La via unilaterale
Bruxelles. Matteo Renzi ieri ha chiesto all’Unione europea di concludere con i paesi africani patti simili a quelli con la Turchia per gestire la crisi dei migranti. Ma, tra lentezza delle procedure comunitarie, divisioni dei Ventotto e ostilità di alcuni paesi come l’Austria, l’Italia potrebbe essere costretta a fare da sola, a muoversi unilateralmente per fermare l’ondata migratoria che si annuncia dalla Libia. Dall’inizio dell’anno – secondo i dati dell’Alto commissariato per i rifugiati dell’Onu aggiornati al 13 aprile – più di 24 mila persone hanno attraversato il Mediterraneo centrale arrivando sulle coste italiane. Il numero è destinato a salire.
Le cifre sono “allarmanti”, ha spiegato mercoledì il presidente del Consiglio europeo, Donald Tusk. L’Austria ipotizza uno scenario di 300 mila arrivi per giustificare le misure che potrebbero portare alla chiusura del Brennero. Ma le soluzioni messe in piedi o immaginate finora dall’Ue lasciano l’Italia da sola. “Il post Dublino è tutto sui rifugiati, non sui migranti economici”, riconosce una fonte diplomatica. Tra quelli arrivati in Italia “non ci sono siriani”, ha spiegato Tusk: “Ci sono cittadini dei paesi africani, come Nigeria, Somalia, Gambia, Guinea e Costa d’Avorio”. In altre parole, migranti economici per i quali non è prevista alcuna “relocation” che permetta di alleggerire il peso sull’Italia. Con Dublino ancora in vigore, se i flussi dalla Libia dovessero impennarsi, l’Italia sarà costretta a tenersi i migranti. Altrimenti Austria e Francia chiuderanno i confini.
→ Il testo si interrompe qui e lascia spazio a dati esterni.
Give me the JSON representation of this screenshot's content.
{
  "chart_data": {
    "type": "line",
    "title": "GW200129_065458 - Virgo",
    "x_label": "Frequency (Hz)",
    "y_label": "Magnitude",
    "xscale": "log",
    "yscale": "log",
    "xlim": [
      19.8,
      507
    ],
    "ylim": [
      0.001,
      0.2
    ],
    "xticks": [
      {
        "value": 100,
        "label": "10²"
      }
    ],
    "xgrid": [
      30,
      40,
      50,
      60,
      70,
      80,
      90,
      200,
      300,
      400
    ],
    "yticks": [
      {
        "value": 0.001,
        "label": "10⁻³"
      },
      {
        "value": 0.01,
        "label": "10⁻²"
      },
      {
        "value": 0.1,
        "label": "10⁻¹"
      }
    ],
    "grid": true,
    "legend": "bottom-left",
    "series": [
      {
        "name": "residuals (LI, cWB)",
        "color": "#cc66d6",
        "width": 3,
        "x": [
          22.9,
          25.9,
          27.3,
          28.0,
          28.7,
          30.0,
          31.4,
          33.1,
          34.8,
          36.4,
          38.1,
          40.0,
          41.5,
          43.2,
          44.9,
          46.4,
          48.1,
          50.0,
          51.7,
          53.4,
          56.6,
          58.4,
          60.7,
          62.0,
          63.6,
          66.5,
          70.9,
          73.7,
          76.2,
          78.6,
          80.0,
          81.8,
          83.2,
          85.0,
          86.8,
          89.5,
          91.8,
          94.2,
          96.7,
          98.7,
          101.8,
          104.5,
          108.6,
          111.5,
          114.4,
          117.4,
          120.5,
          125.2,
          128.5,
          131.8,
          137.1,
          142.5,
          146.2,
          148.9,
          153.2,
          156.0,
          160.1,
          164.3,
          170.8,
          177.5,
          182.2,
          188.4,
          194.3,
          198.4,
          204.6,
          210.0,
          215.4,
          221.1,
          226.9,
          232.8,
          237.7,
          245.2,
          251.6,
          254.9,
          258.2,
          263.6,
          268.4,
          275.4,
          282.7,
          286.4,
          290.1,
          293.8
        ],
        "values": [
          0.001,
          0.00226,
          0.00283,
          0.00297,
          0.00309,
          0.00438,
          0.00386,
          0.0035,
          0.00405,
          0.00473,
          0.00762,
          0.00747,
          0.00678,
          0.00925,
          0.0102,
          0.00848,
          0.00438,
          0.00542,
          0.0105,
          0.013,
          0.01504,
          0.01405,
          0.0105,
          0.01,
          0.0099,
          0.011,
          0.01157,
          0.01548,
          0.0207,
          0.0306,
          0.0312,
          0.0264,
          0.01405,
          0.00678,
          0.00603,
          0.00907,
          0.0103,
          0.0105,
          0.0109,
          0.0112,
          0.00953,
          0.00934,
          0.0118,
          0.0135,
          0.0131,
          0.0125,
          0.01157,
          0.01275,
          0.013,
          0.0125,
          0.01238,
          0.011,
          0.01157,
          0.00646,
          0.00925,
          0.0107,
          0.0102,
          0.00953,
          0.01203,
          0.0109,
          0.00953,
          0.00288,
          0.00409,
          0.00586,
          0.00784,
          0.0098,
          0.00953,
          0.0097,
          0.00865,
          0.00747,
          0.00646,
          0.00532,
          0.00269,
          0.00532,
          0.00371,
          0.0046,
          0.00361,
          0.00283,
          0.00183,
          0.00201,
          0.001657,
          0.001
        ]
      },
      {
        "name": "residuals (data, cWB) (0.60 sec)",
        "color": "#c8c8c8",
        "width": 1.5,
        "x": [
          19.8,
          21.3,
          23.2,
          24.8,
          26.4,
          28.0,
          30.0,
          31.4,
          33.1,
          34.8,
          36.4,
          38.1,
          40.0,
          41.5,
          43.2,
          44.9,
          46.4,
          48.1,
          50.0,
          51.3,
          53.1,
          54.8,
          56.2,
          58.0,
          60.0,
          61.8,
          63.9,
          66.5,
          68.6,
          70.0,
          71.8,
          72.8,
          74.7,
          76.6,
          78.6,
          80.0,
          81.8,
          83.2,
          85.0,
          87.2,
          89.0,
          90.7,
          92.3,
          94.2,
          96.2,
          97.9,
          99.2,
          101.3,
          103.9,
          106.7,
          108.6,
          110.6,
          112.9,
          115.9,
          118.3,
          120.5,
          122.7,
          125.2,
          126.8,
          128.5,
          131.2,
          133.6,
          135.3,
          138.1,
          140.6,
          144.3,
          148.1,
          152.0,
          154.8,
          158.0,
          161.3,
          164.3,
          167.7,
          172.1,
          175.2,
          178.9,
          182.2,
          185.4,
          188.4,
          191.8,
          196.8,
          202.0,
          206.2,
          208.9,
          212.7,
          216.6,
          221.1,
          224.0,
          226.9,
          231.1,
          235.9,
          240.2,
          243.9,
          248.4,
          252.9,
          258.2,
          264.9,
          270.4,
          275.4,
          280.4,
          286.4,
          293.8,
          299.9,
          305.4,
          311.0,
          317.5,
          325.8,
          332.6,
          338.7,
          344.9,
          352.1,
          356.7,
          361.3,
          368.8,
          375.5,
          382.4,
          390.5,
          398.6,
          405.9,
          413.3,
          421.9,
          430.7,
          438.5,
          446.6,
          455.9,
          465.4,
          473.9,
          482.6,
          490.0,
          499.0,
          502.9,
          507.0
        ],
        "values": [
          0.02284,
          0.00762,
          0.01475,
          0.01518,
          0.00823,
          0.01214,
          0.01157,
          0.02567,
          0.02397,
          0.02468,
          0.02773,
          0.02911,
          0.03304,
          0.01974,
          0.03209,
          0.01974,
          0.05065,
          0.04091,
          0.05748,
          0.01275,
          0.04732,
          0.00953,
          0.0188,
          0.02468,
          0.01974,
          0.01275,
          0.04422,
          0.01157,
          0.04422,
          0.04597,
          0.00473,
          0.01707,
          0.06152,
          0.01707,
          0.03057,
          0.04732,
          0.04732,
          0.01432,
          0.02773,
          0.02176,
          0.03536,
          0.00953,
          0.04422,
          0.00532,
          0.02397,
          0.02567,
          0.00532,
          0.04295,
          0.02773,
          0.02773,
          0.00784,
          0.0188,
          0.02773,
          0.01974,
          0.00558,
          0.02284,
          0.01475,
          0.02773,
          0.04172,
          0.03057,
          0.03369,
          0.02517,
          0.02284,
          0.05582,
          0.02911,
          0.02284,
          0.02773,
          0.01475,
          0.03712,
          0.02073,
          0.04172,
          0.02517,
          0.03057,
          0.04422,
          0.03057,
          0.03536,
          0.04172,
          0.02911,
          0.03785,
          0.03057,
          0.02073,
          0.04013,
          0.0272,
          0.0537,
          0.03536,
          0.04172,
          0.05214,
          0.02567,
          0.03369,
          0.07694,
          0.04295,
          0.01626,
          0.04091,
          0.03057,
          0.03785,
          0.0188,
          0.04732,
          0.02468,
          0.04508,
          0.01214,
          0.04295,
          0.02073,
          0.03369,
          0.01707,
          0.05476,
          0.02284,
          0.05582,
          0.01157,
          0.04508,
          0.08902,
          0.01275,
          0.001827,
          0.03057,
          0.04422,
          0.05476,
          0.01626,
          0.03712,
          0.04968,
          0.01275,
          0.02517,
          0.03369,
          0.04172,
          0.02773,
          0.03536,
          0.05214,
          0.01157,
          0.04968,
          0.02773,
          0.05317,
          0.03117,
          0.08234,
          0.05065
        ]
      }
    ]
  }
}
“La dimensione esterna della politica migratoria assume oggi un ruolo fondamentale anche in rapporto alla tenuta di Schengen e al principio della libera circolazione”, ha scritto Renzi nella lettera a Tusk e Jean-Claude Juncker che accompagna il non-paper italiano per dar vita a una strategia Ue per l’azione esterna sulle migrazioni. “La gestione dei flussi non è più sostenibile senza una cooperazione mirata e rafforzata con i paesi terzi di provenienza e di transito”. In sostanza, Renzi vuole replicare con i paesi africani quanto fatto con la Turchia: soldi in cambio di rimpatri e stop alle partenze. La richiesta all’Ue è di gestire e finanziare un “piano straordinario di rimpatri” e di un “supporto legale, logistico, finanziario e infrastrutturale per la gestione dei flussi nei paesi partner anche con uno screening accurato in loco tra rifugiati e migranti economici”. Ma, oltre al tempo, serviranno “un sacco di soldi”, ammettono fonti italiane: “Finché non ci sono infrastrutture giuridiche e fisiche nei paesi terzi, non si può rimpatriare nessuno”.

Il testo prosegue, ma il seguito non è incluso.